Wulin Sanjue
- Author: Liang Yusheng
- Original title: 武林三絕
- Language: Chinese
- Genre: Wuxia
- Set in: 15th-century China
- Publisher: Ta Kung Pao
- Publication date: 1 October 1972 – 16 August 1976
- Publication place: Hong Kong
- Media type: Print
- ISBN: 9787807658450
- Preceded by: Lianjian Fengyun Lu
- Followed by: Guangling Jian

= Wulin Sanjue =

1972 wuxia novel by Liang Yusheng

Wulin Sanjue, literally Three Supreme Experts of the Wulin, is a wuxia novel by Liang Yusheng. It was first published as a serial between 1 October 1972 and 16 August 1976 in the Hong Kong newspaper Ta Kung Pao. Set in 15th-century China during the Ming dynasty after the Tumu Crisis, the novel follows a new generation of martial artists entangled in personal rivalries, romantic conflicts, and political conspiracies.

Wulin Sanjue is the fifth instalment in the Pingzong series, following Lianjian Fengyun Lu and preceding Guangling Jian, and is also loosely connected to Kuangxia Tianjiao Monü. The novel is noted for extending Liang Yusheng's late-career experimentation with interconnected narratives across historical periods. Although it was first published as a newspaper serial, it has not been reprinted as a standalone book edition until 2012, resulting in its relative obscurity compared to Liang Yusheng's more widely circulated works.

== Publication history ==
Wulin Sanjue was first published as a serial between 1 October 1972 and 16 August 1976 in the Hong Kong newspaper Ta Kung Pao and has not been reprinted in book form, unlike Liang Yusheng's other novels. In 2012, the Sun Yat-Sen University Press published a book edition of Wulin Sanjue.

== Plot summary ==
The story is set in 15th-century China during the Ming dynasty after the Tumu Crisis when the wulin has mobilised to form a militia to resist oppression by corrupt officials and foreign invasion by the Oirats and wokou. This has made the militia a threat to the Ming government, whose spies have infiltrated the wulin.
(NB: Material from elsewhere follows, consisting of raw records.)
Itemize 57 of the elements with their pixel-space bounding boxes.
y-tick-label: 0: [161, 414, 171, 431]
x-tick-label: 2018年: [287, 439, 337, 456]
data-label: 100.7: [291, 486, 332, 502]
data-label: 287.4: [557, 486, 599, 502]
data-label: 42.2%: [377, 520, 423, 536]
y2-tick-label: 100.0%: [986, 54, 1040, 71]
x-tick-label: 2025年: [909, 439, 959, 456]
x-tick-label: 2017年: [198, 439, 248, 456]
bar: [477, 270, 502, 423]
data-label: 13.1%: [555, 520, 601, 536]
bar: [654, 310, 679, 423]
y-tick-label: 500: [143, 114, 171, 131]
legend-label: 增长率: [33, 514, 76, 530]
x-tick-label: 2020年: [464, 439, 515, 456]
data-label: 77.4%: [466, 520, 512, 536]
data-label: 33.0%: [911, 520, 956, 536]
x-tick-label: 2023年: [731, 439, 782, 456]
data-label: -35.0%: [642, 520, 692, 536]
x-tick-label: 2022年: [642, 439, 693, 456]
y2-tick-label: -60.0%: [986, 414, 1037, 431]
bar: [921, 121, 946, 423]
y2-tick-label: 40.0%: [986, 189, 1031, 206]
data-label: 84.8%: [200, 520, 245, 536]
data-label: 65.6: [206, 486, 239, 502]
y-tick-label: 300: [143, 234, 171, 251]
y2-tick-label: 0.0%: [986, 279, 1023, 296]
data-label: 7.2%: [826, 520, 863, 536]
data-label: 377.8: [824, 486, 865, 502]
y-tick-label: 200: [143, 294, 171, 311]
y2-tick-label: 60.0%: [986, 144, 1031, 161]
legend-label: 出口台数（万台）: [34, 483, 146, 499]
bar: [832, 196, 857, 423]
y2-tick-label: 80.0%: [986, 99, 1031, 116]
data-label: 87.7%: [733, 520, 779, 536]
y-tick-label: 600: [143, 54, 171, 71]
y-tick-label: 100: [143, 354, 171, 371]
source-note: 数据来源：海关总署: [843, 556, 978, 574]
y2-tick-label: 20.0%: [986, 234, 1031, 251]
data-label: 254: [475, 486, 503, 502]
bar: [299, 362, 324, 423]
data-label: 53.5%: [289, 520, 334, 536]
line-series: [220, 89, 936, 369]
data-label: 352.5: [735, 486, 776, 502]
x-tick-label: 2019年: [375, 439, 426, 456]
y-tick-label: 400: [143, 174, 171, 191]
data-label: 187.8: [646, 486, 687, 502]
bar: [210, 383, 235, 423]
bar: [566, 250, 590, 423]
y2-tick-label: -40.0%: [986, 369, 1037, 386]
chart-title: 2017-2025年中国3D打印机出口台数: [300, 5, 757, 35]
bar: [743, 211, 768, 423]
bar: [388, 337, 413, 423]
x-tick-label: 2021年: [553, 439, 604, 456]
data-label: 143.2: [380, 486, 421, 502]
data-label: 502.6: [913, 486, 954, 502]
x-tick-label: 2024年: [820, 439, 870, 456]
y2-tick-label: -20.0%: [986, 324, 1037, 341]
A new generation of heroes rises: Huo Tianyun, Feng Mingyu, Shangguan Yingjie, Gu Lingzhu, Hua Yufeng, and Zhou Jianqin. Feuds inherited from the previous generations drive conflict among the six. Shangguan Yingjie seeks revenge on Huo Tianyun for his senior's death in a contest against Huo Tianyun's godfather Huo Tiandu, while Gu Lingzhu vows to kill Shangguan Yingjie over her parents' deaths. Zhou Jianqin and Hua Yufeng also face a family rivalry. The only neutral party, Feng Mingyu, helps to reconcile them.

After peace is restored, romantic entanglements arise: Zhou Jianqin loves Huo Tianyun, who is engaged to Feng Mingyu; Huo Tianyun and Gu Lingzhu fall for each other; and Shangguan Yingjie grows close to both Feng Mingyu and Gu Lingzhu. In the end, all six find partners — Huo Tianyun with Feng Mingyu, Shangguan Yingjie with Gu Lingzhu, and Zhou Jianqin with Hua Yufeng.
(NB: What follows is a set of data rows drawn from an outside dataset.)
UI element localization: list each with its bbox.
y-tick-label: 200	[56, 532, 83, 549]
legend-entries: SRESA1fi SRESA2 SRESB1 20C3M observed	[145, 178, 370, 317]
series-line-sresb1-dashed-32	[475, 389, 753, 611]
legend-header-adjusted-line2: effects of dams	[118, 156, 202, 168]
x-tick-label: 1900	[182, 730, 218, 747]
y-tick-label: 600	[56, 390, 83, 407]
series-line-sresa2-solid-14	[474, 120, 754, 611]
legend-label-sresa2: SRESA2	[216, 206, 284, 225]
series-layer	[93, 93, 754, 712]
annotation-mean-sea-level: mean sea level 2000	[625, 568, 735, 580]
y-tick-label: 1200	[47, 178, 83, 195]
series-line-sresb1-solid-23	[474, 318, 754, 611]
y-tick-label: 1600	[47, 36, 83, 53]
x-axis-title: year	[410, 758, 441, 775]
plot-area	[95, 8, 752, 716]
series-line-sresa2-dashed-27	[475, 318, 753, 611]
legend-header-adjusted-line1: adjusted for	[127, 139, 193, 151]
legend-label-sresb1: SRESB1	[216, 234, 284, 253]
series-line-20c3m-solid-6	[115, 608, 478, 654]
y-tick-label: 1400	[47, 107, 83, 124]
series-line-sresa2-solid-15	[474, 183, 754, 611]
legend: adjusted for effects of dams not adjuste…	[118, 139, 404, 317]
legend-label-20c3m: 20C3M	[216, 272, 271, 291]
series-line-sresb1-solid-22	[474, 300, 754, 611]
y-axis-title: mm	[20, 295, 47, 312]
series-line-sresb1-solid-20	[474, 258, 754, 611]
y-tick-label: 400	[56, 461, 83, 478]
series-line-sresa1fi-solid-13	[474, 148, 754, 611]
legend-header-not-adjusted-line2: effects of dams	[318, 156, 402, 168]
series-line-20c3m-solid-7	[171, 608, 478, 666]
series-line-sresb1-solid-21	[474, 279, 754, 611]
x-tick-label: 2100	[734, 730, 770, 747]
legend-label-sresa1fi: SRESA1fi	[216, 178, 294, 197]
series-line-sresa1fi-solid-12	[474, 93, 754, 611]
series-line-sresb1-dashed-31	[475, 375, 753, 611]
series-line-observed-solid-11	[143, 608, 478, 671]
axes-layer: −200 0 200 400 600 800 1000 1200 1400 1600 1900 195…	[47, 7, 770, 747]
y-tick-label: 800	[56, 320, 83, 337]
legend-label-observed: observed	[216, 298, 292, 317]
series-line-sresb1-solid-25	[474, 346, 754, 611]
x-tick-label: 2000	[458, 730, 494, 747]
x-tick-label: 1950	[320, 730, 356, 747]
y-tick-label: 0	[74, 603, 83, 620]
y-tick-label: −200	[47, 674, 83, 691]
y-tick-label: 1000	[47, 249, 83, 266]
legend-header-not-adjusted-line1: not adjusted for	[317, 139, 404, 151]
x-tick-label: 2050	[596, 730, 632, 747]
The three couples are then drawn into a new crisis when a Sanskrit copy of the Heart Sutra — rumoured to conceal secrets on martial arts — is stolen en route to Mount Wutai. They manage to recover the missing text near the Tibetan–Indian border, and return to expose traitors in the Ming government collaborating with foreign powers.

== Principal characters ==
- Shangguan Yingjie – Tan Yuchong's heir.
- Feng Mingyu – Ling Yunfeng's apprentice, and a descendant of Feng Tianyang and Yun Zhongyan.
- Huo Tianyun – Huo Tiandu's godson and apprentice.
- Gu Lingzhu / Gu Feixia – Liu Qingyao's heir.
- Zhou Jianqin – Zhou Shanmin and Shi Cuifeng's daughter, and Feng Mingyu's sworn sister.
- Hua Yufeng – a descendant of Hua Guhan and Liu Qingyao.

== Reception and legacy ==
Although Wulin Sanjue was first published as a serial in the Hong Kong newspaper Ta Kung Pao between 1 October 1972 and 16 August 1976, several bibliographic and retrospective accounts indicate that the work was never formally published as a standalone book, which has limited its circulation and formal critical reception. However, it is cited in institutional catalogues that document Liang Yusheng's collection of works.

Academic surveys and cultural histories of the modern wuxia genre consider the novel to be representative of Liang Yusheng's late-career writing style, in which he interlinked his novels across historical eras. In such treatments, Wulin Sanjue has been discussed as part of Liang Yusheng's broader experiment with multi-volume interconnections and a wide range of characters.